The Generals Just Walked Trump Through Everything He Needs To Know About The Pentagon
The Pentagon gave the president a crash course in the department’s job. “The chiefs did most of the talking,” one defense official said.
President Donald Trump’s first appearance at the Pentagon Friday was billed as the first step to rebuild what the presidential candidate had referred to as the “depleted” U.S. military.
But instead, the president who said he would reshape the military got an introduction to the ways his generals lead their forces. He showered the troops in the room repeatedly with praise, although he slipped when he called Defense Secretary Jim Mattis, a Marine veteran, “a tremendous soldier.” (Marines do not call themselves soldiers.) Behind closed doors, his commanders walked him through how the military divides the world into combatant commands, during what a defense official told reporters afterward was an informational session.
Trump capped off his visit by signing a three-page memo calling for an across-the-board review of military readiness, quite a formal procedure for a rather vague request.
“He is trying to take credit [for building a stronger military] by putting it in the form of a directive,” Lawrence Korb, a senior fellow at the Washington, D.C.-based Center for American Progress. “He is showing in charge.”
Trump signed the memo after Vice President Mike Pence ceremonially swore in Mattis, who formally took the job at the Pentagon on Friday.
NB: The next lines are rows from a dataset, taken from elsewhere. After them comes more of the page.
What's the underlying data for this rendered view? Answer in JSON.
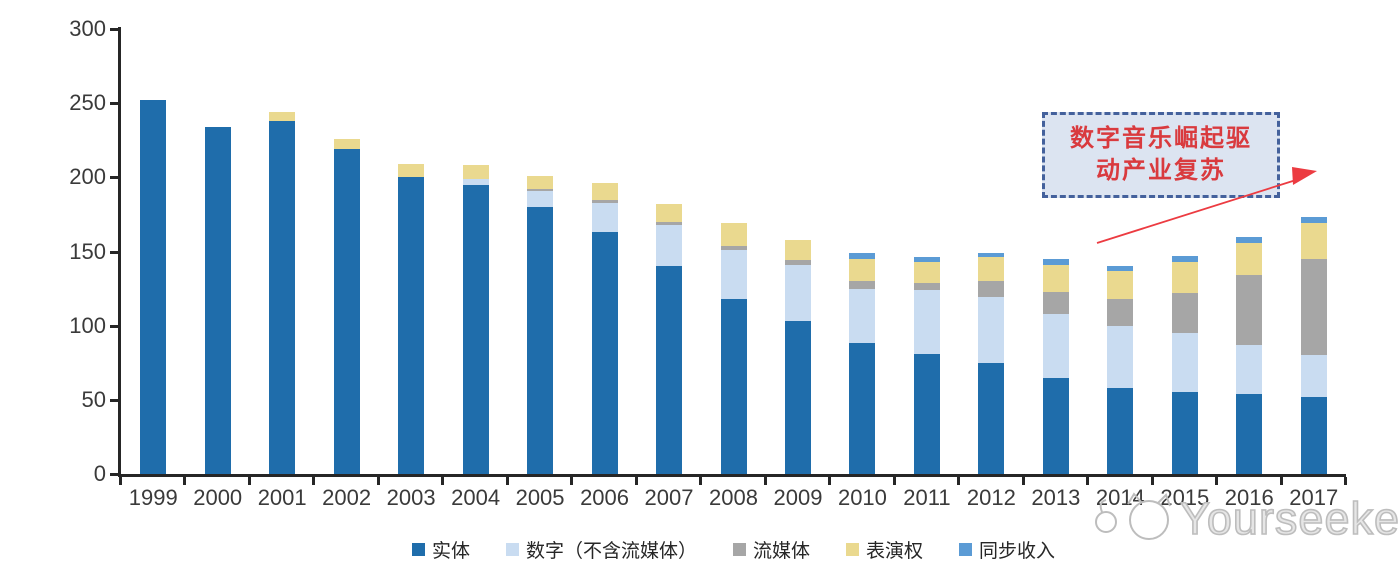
{
  "chart_data": {
    "type": "bar",
    "stacked": true,
    "title": "",
    "xlabel": "",
    "ylabel": "",
    "categories": [
      "1999",
      "2000",
      "2001",
      "2002",
      "2003",
      "2004",
      "2005",
      "2006",
      "2007",
      "2008",
      "2009",
      "2010",
      "2011",
      "2012",
      "2013",
      "2014",
      "2015",
      "2016",
      "2017"
    ],
    "series": [
      {
        "name": "实体",
        "color": "#1f6dab",
        "values": [
          252,
          234,
          238,
          219,
          200,
          195,
          180,
          163,
          140,
          118,
          103,
          88,
          81,
          75,
          65,
          58,
          55,
          54,
          52
        ]
      },
      {
        "name": "数字（不含流媒体）",
        "color": "#c9dcf1",
        "values": [
          0,
          0,
          0,
          0,
          0,
          4,
          11,
          20,
          28,
          33,
          38,
          37,
          43,
          44,
          43,
          42,
          40,
          33,
          28
        ]
      },
      {
        "name": "流媒体",
        "color": "#a6a6a6",
        "values": [
          0,
          0,
          0,
          0,
          0,
          0,
          1,
          2,
          2,
          3,
          3,
          5,
          5,
          11,
          15,
          18,
          27,
          47,
          65
        ]
      },
      {
        "name": "表演权",
        "color": "#ead98f",
        "values": [
          0,
          0,
          6,
          7,
          9,
          9,
          9,
          11,
          12,
          15,
          14,
          15,
          14,
          16,
          18,
          19,
          21,
          22,
          24
        ]
      },
      {
        "name": "同步收入",
        "color": "#5b9bd5",
        "values": [
          0,
          0,
          0,
          0,
          0,
          0,
          0,
          0,
          0,
          0,
          0,
          4,
          3,
          3,
          4,
          3,
          4,
          4,
          4
        ]
      }
    ],
    "ylim": [
      0,
      300
    ],
    "yticks": [
      0,
      50,
      100,
      150,
      200,
      250,
      300
    ],
    "grid": false,
    "legend_position": "bottom"
  },
  "annotation": {
    "line1": "数字音乐崛起驱",
    "line2": "动产业复苏",
    "box_fill": "#dce4f1",
    "box_border": "#44619c",
    "text_color": "#d93a3e",
    "arrow_color": "#ec3b41"
  },
  "watermark": {
    "text": "Yourseeker",
    "logo_icon": "cat-logo",
    "color": "#bdbdbd"
  }
}
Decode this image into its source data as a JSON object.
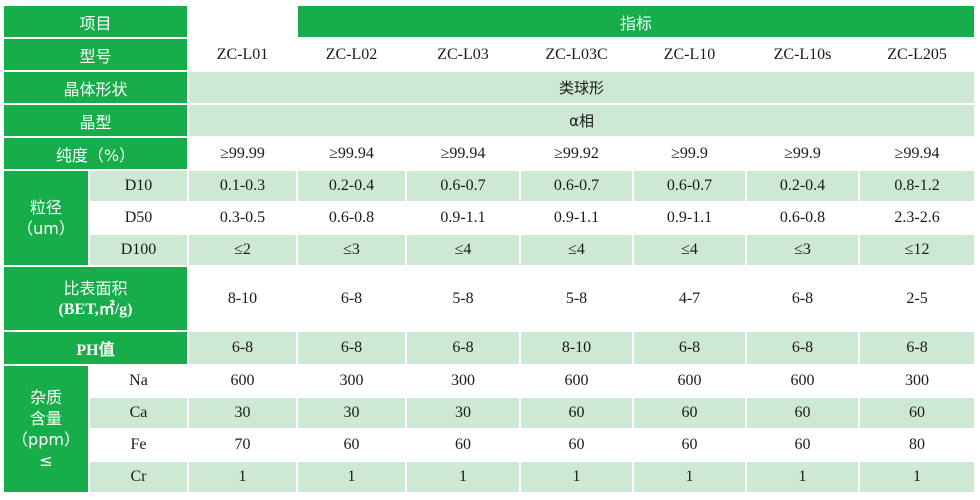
{
  "header": {
    "item_label": "项目",
    "spec_label": "指标"
  },
  "models": {
    "label": "型号",
    "values": [
      "ZC-L01",
      "ZC-L02",
      "ZC-L03",
      "ZC-L03C",
      "ZC-L10",
      "ZC-L10s",
      "ZC-L205"
    ]
  },
  "crystal_shape": {
    "label": "晶体形状",
    "value": "类球形"
  },
  "crystal_phase": {
    "label": "晶型",
    "value": "α相"
  },
  "purity": {
    "label": "纯度（%）",
    "values": [
      "≥99.99",
      "≥99.94",
      "≥99.94",
      "≥99.92",
      "≥99.9",
      "≥99.9",
      "≥99.94"
    ]
  },
  "particle_size": {
    "label_line1": "粒径",
    "label_line2": "（um）",
    "rows": [
      {
        "name": "D10",
        "values": [
          "0.1-0.3",
          "0.2-0.4",
          "0.6-0.7",
          "0.6-0.7",
          "0.6-0.7",
          "0.2-0.4",
          "0.8-1.2"
        ]
      },
      {
        "name": "D50",
        "values": [
          "0.3-0.5",
          "0.6-0.8",
          "0.9-1.1",
          "0.9-1.1",
          "0.9-1.1",
          "0.6-0.8",
          "2.3-2.6"
        ]
      },
      {
        "name": "D100",
        "values": [
          "≤2",
          "≤3",
          "≤4",
          "≤4",
          "≤4",
          "≤3",
          "≤12"
        ]
      }
    ]
  },
  "surface_area": {
    "label_line1": "比表面积",
    "label_line2": "(BET,㎡/g)",
    "values": [
      "8-10",
      "6-8",
      "5-8",
      "5-8",
      "4-7",
      "6-8",
      "2-5"
    ]
  },
  "ph": {
    "label": "PH值",
    "values": [
      "6-8",
      "6-8",
      "6-8",
      "8-10",
      "6-8",
      "6-8",
      "6-8"
    ]
  },
  "impurity": {
    "label_line1": "杂质",
    "label_line2": "含量",
    "label_line3": "（ppm）",
    "label_line4": "≤",
    "rows": [
      {
        "name": "Na",
        "values": [
          "600",
          "300",
          "300",
          "600",
          "600",
          "600",
          "300"
        ]
      },
      {
        "name": "Ca",
        "values": [
          "30",
          "30",
          "30",
          "60",
          "60",
          "60",
          "60"
        ]
      },
      {
        "name": "Fe",
        "values": [
          "70",
          "60",
          "60",
          "60",
          "60",
          "60",
          "80"
        ]
      },
      {
        "name": "Cr",
        "values": [
          "1",
          "1",
          "1",
          "1",
          "1",
          "1",
          "1"
        ]
      }
    ]
  },
  "colors": {
    "header_green": "#17ad4a",
    "row_light_green": "#cde9d3",
    "row_white": "#ffffff"
  }
}
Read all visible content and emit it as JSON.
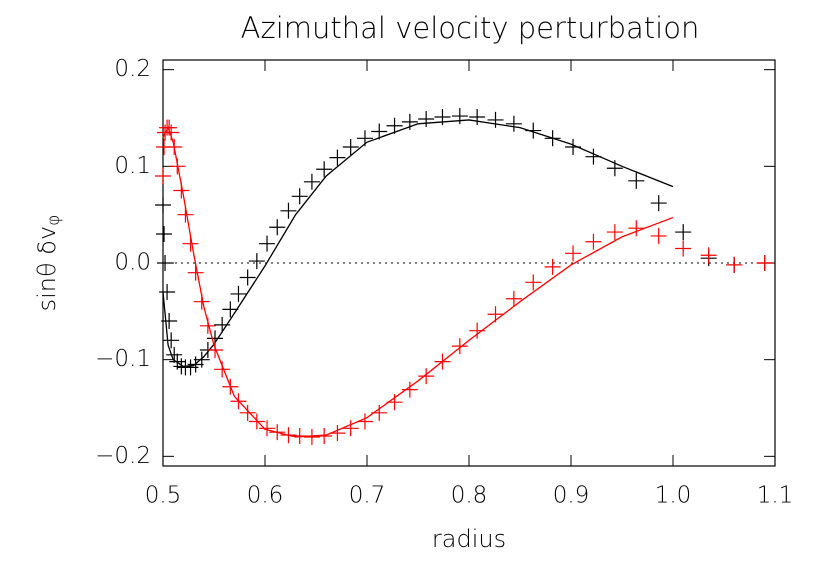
{
  "chart_data": {
    "type": "scatter",
    "title": "Azimuthal velocity perturbation",
    "xlabel": "radius",
    "ylabel": {
      "text": "sinθ  δv",
      "subscript": "φ"
    },
    "xlim": [
      0.5,
      1.1
    ],
    "ylim": [
      -0.21,
      0.21
    ],
    "xticks": [
      0.5,
      0.6,
      0.7,
      0.8,
      0.9,
      {
        "value": 1.0,
        "label": "1.0"
      },
      1.1
    ],
    "yticks": [
      {
        "value": -0.2,
        "label": "−0.2"
      },
      {
        "value": -0.1,
        "label": "−0.1"
      },
      {
        "value": 0,
        "label": "0.0"
      },
      0.1,
      0.2
    ],
    "reference_line": {
      "y": 0,
      "style": "dotted"
    },
    "series": [
      {
        "style": "cross",
        "color": "#000000",
        "x": [
          0.5,
          0.501,
          0.502,
          0.504,
          0.506,
          0.508,
          0.511,
          0.514,
          0.518,
          0.522,
          0.527,
          0.532,
          0.538,
          0.544,
          0.551,
          0.558,
          0.566,
          0.574,
          0.583,
          0.592,
          0.602,
          0.612,
          0.623,
          0.634,
          0.646,
          0.658,
          0.671,
          0.684,
          0.698,
          0.712,
          0.727,
          0.742,
          0.758,
          0.774,
          0.791,
          0.808,
          0.826,
          0.844,
          0.863,
          0.882,
          0.902,
          0.922,
          0.943,
          0.964,
          0.986,
          1.01,
          1.035,
          1.06,
          1.09
        ],
        "values": [
          0.06,
          0.03,
          0.0,
          -0.03,
          -0.06,
          -0.08,
          -0.095,
          -0.102,
          -0.107,
          -0.108,
          -0.108,
          -0.105,
          -0.1,
          -0.09,
          -0.078,
          -0.064,
          -0.048,
          -0.032,
          -0.015,
          0.002,
          0.02,
          0.037,
          0.054,
          0.069,
          0.084,
          0.097,
          0.109,
          0.12,
          0.129,
          0.136,
          0.142,
          0.146,
          0.149,
          0.151,
          0.152,
          0.151,
          0.148,
          0.144,
          0.137,
          0.129,
          0.12,
          0.11,
          0.098,
          0.085,
          0.062,
          0.032,
          0.005,
          -0.002,
          0.0
        ]
      },
      {
        "style": "line",
        "color": "#000000",
        "x": [
          0.5,
          0.505,
          0.51,
          0.52,
          0.53,
          0.54,
          0.55,
          0.57,
          0.6,
          0.63,
          0.66,
          0.7,
          0.75,
          0.8,
          0.85,
          0.9,
          0.95,
          1.0
        ],
        "values": [
          -0.03,
          -0.085,
          -0.1,
          -0.107,
          -0.106,
          -0.097,
          -0.084,
          -0.052,
          -0.003,
          0.05,
          0.09,
          0.125,
          0.144,
          0.148,
          0.14,
          0.123,
          0.1,
          0.079
        ]
      },
      {
        "style": "cross",
        "color": "#ff0000",
        "x": [
          0.5,
          0.501,
          0.502,
          0.504,
          0.506,
          0.508,
          0.511,
          0.514,
          0.518,
          0.522,
          0.527,
          0.532,
          0.538,
          0.544,
          0.551,
          0.558,
          0.566,
          0.574,
          0.583,
          0.592,
          0.602,
          0.612,
          0.623,
          0.634,
          0.646,
          0.658,
          0.671,
          0.684,
          0.698,
          0.712,
          0.727,
          0.742,
          0.758,
          0.774,
          0.791,
          0.808,
          0.826,
          0.844,
          0.863,
          0.882,
          0.902,
          0.922,
          0.943,
          0.964,
          0.986,
          1.01,
          1.035,
          1.06,
          1.09
        ],
        "values": [
          0.09,
          0.12,
          0.135,
          0.14,
          0.14,
          0.135,
          0.12,
          0.1,
          0.075,
          0.05,
          0.02,
          -0.01,
          -0.04,
          -0.065,
          -0.09,
          -0.11,
          -0.128,
          -0.143,
          -0.155,
          -0.164,
          -0.171,
          -0.175,
          -0.178,
          -0.179,
          -0.18,
          -0.179,
          -0.176,
          -0.171,
          -0.164,
          -0.155,
          -0.144,
          -0.131,
          -0.117,
          -0.102,
          -0.086,
          -0.07,
          -0.053,
          -0.037,
          -0.02,
          -0.004,
          0.01,
          0.022,
          0.032,
          0.036,
          0.028,
          0.015,
          0.008,
          -0.002,
          0.0
        ]
      },
      {
        "style": "line",
        "color": "#ff0000",
        "x": [
          0.5,
          0.505,
          0.51,
          0.52,
          0.53,
          0.54,
          0.55,
          0.57,
          0.6,
          0.63,
          0.66,
          0.7,
          0.75,
          0.8,
          0.85,
          0.9,
          0.95,
          1.0
        ],
        "values": [
          0.13,
          0.14,
          0.125,
          0.07,
          0.01,
          -0.045,
          -0.085,
          -0.138,
          -0.172,
          -0.18,
          -0.178,
          -0.16,
          -0.122,
          -0.08,
          -0.04,
          -0.002,
          0.027,
          0.047
        ]
      }
    ]
  }
}
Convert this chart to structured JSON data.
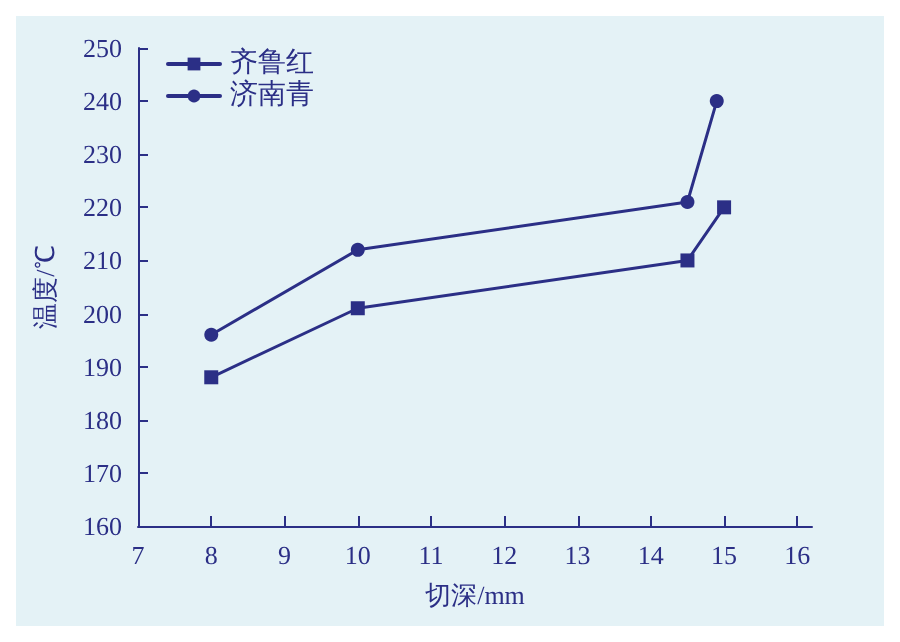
{
  "chart_data": {
    "type": "line",
    "xlabel": "切深/mm",
    "ylabel": "温度/℃",
    "xlim": [
      7,
      16.2
    ],
    "xticks": [
      7,
      8,
      9,
      10,
      11,
      12,
      13,
      14,
      15,
      16
    ],
    "ylim": [
      160,
      250
    ],
    "yticks": [
      160,
      170,
      180,
      190,
      200,
      210,
      220,
      230,
      240,
      250
    ],
    "grid": false,
    "legend": "top left",
    "series": [
      {
        "name": "齐鲁红",
        "color": "#2b2f86",
        "marker": "square",
        "x": [
          8,
          10,
          14.5,
          15
        ],
        "values": [
          188,
          201,
          210,
          220
        ]
      },
      {
        "name": "济南青",
        "color": "#2b2f86",
        "marker": "circle",
        "x": [
          8,
          10,
          14.5,
          14.9
        ],
        "values": [
          196,
          212,
          221,
          240
        ]
      }
    ]
  }
}
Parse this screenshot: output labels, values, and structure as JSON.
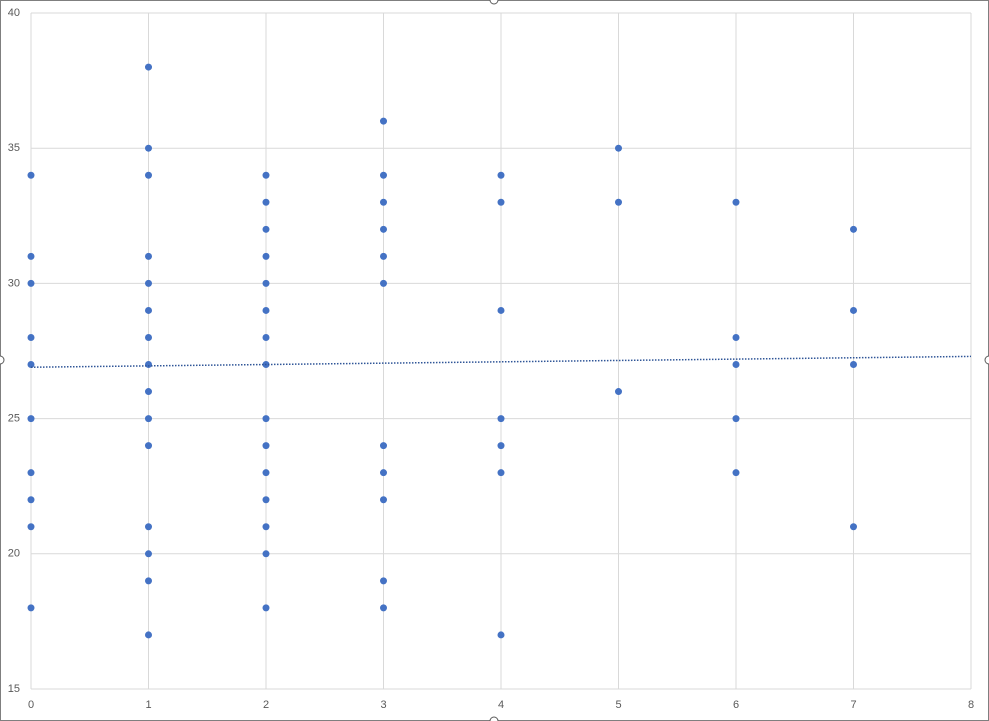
{
  "chart_data": {
    "type": "scatter",
    "x": [
      0,
      0,
      0,
      0,
      0,
      0,
      0,
      0,
      0,
      0,
      1,
      1,
      1,
      1,
      1,
      1,
      1,
      1,
      1,
      1,
      1,
      1,
      1,
      1,
      1,
      2,
      2,
      2,
      2,
      2,
      2,
      2,
      2,
      2,
      2,
      2,
      2,
      2,
      2,
      2,
      3,
      3,
      3,
      3,
      3,
      3,
      3,
      3,
      3,
      3,
      3,
      4,
      4,
      4,
      4,
      4,
      4,
      4,
      5,
      5,
      5,
      6,
      6,
      6,
      6,
      6,
      7,
      7,
      7,
      7
    ],
    "values": [
      34,
      31,
      30,
      28,
      27,
      25,
      23,
      22,
      21,
      18,
      38,
      35,
      34,
      31,
      30,
      29,
      28,
      27,
      26,
      25,
      24,
      21,
      20,
      19,
      17,
      34,
      33,
      32,
      31,
      30,
      29,
      28,
      27,
      25,
      24,
      23,
      22,
      21,
      20,
      18,
      36,
      34,
      33,
      32,
      31,
      30,
      24,
      23,
      22,
      19,
      18,
      34,
      33,
      29,
      25,
      24,
      23,
      17,
      35,
      33,
      26,
      33,
      28,
      27,
      25,
      23,
      32,
      29,
      27,
      21
    ],
    "color": "#4472c4",
    "trendline": {
      "x": [
        0,
        8
      ],
      "y": [
        26.9,
        27.3
      ],
      "color": "#2f5597",
      "style": "dotted"
    },
    "xlim": [
      0,
      8
    ],
    "xticks": [
      0,
      1,
      2,
      3,
      4,
      5,
      6,
      7,
      8
    ],
    "ylim": [
      15,
      40
    ],
    "yticks": [
      15,
      20,
      25,
      30,
      35,
      40
    ],
    "grid": true
  }
}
It was one of two executive actions the president signed; the second was an executive order that called for a 120-day suspension of refugees, part of his plan for “extreme vetting.”
Trump said he signed the military readiness memo “to begin a great rebuilding of the armed services of the United States, developing a plan for new planes, new ships, new resources and new tools for our men and women in uniform,” in a brief address at the Pentagon’s Hall of Heroes, which is dedicated to Medal of Honor recipients.
But the memo was vague, calling for the defense secretary to “assess readiness condition, including training, equipment maintenance, munitions, modernization and infrastructure.” The secretary has a month to “submit to the President a report identifying actions that can be implemented within the current fiscal year and that are necessary to improve readiness conditions. It also called for a review of missile defense against foreign threats.
(A draft that circulated in the hours before Friday’s ceremony was more specific, saying the military needed to be prepared to address the ISIS threat and any other confronting the United States.)
Regardless of the lacking specifics, the president’s words were welcomed at the Pentagon; attendees responded with a warm applause.
“Our military strength will be questioned by no one,” Trump said. “Neither will our dedication to peace.”
Before signing the document, Trump spent an hour with the Joint Chiefs of Staff in what is known as “the Tank,” a secure conference room usually used by the chiefs. In addition to an introduction to how the Joint Chiefs work, Trump and the generals talked about military readiness and how to accelerate the military campaign against ISIS, according to the defense official.
“It was a global walk around the world,” the defense official said, adding: “The chiefs did most of the talking.”
Throughout the presidential campaign, Trump signaled he wanted to expand the size of the US military. He has called for 60,000 more troops in the Army and 12,000 more Marines. He also has said the Navy should build 78 more submarines and ships and that the Air Force should have 100 combat aircraft.
Making those kind of expansions to the US military would take years, and the memorandum recognizes that, calling for the Defense Secretary to work with the Office of Management and Budget to adjust the budget.
It is not clear when such changes could be funded. There currently is no fiscal year 2017 budget; military spending is currently through a continuing resolution. And the fiscal year 2018 budget is now being developed. Given all the steps that must happen before such changes are approved, funding may not be allocated until the fiscal year 2019 budget.